Defence and strategic agreements
- Over the years, the strategic bilateral relationship with its partners, including the dialogues held in the 2+2 format, have produced tangible and far-reaching results for India.
- India and the US have signed a troika of “foundational pacts” for deep military cooperation, beginning with the:
- Logistics Exchange Memorandum of Agreement (LEMOA) in 2016
- Communications Compatibility and Security Agreement (COMCASA) after the first 2+2 dialogue in 2018, and
- Basic Exchange and Cooperation Agreement (BECA) in 2020
Deterrents in the dialogue
- Bullying India: For the first time since the Biden administration came to office, the US has raised the issue of India’s human rights record in a public forum.
- No defined protocol: There is little doubt as to how beneficial this mechanism has been.
- Progress in Indo-Pacific: On one side, the ‘two plus dialogue’ is expected to abate, if not resolve, highly problematic issues such as Chinese aggression.
- Russia factor: This time, the US is sceptical of India’s mammoth oil import from Russia. Another problematic pointer is India’s voluminous weaponry sanctions from Russia.
Holding 2+2 with Russia
Russia is one of those countries with which a 2+2 format talk “fits perfectly” in India’s foreign policy.

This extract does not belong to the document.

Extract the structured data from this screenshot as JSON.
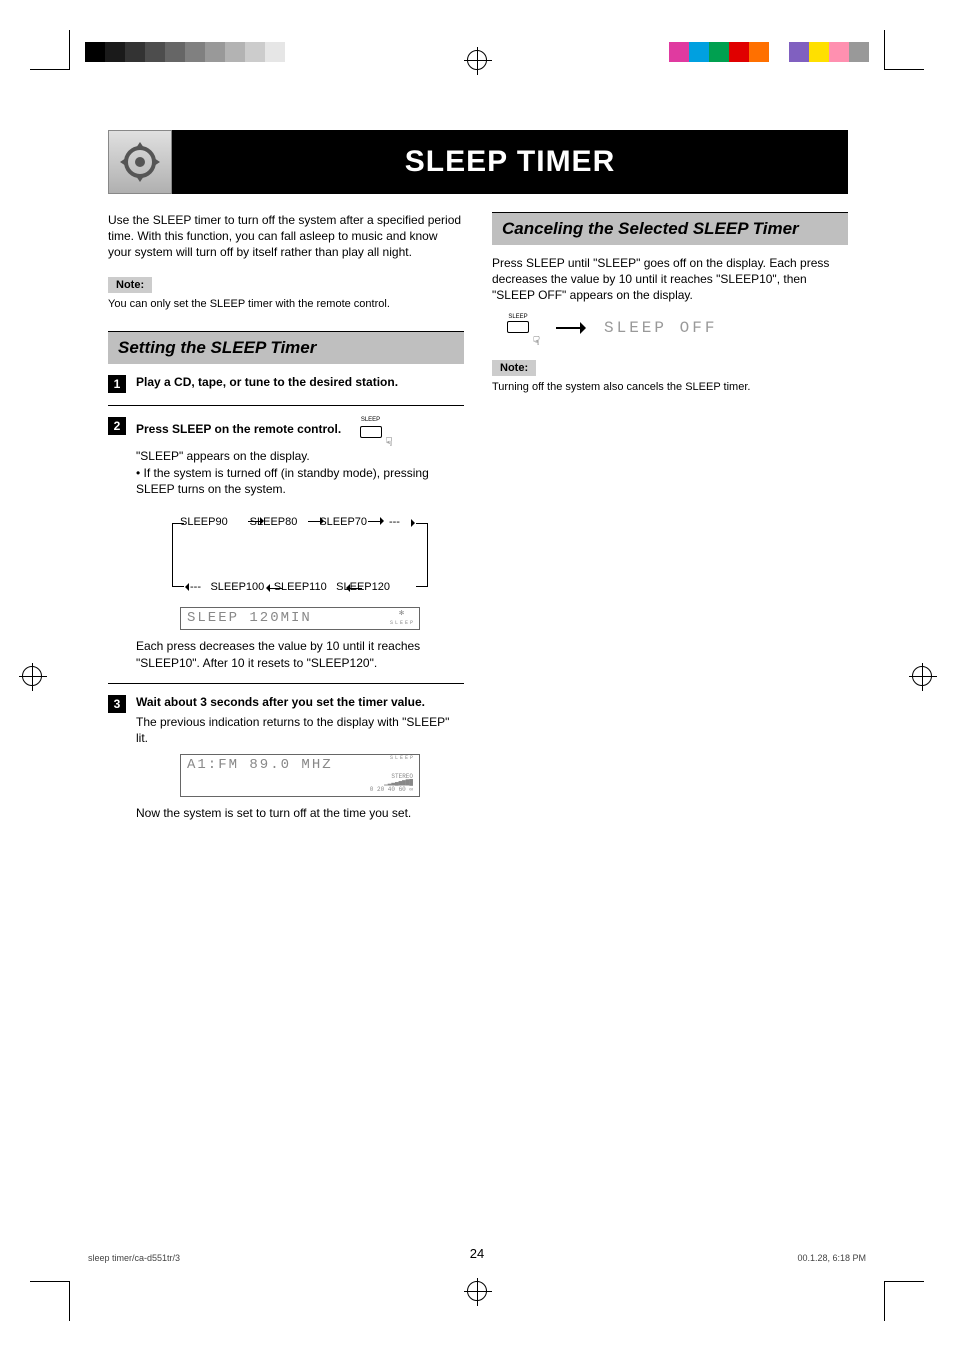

- Traditional partners: Having a 2+2 with Russia also means that India is “not in anyone’s camp” and that bilateral ties between Moscow and New Delhi are “traditional and comprehensive”.
- Strategic partnership: India and Russia have shared a strategic relationship since October 2000, which later got upgraded to ‘Special and Privileged Strategic Partnership’ in December 2010. To be sure, the India-Russia 2+2 does have a particularly strong signalling component when seen against the backdrop of the S400 controversy.
- Non-Alignment: Holding the 2+2 talks with Russia is much needed. This gives out a strong message to the world that India sees everyone to be on the same level.
- National interests: This is visible messaging that India cannot be compelled to choose partners. India pursues an independent foreign policy serving its national and non-allied interests.
Onus lies on the US
- It’s clear that there is a lot more ground to cover for the US to replace Moscow as India’s largest partner.
- Washington acknowledged that Russia is India’s biggest defence supplier – accounting for more than 50% of its imports.
- In contrast, the US was India’s second-largest supplier between 2011 and 2015 after Russia, but fell behind France and Israel in the period between 2016 and 2021.
- India continues to import from Russia because it gets good value for money, and, crucially, transfers of technology in some areas.
- The US needs to give commitments on technology transfers to be able to get a bigger share of India’s defence imports.
- India and the US don’t set ‘red lines’ and are pushing for “an honest dialogue”, the ongoing 2+2 dialogue is an opportunity for both India and the US.
- The US also understands that India is one of the few countries that could leverage its relationship with Russia to bring the two warring parties to the negotiating table through a ceasefire and diplomatic resolution.
- For Delhi, it is a season for careful and adroit diplomacy.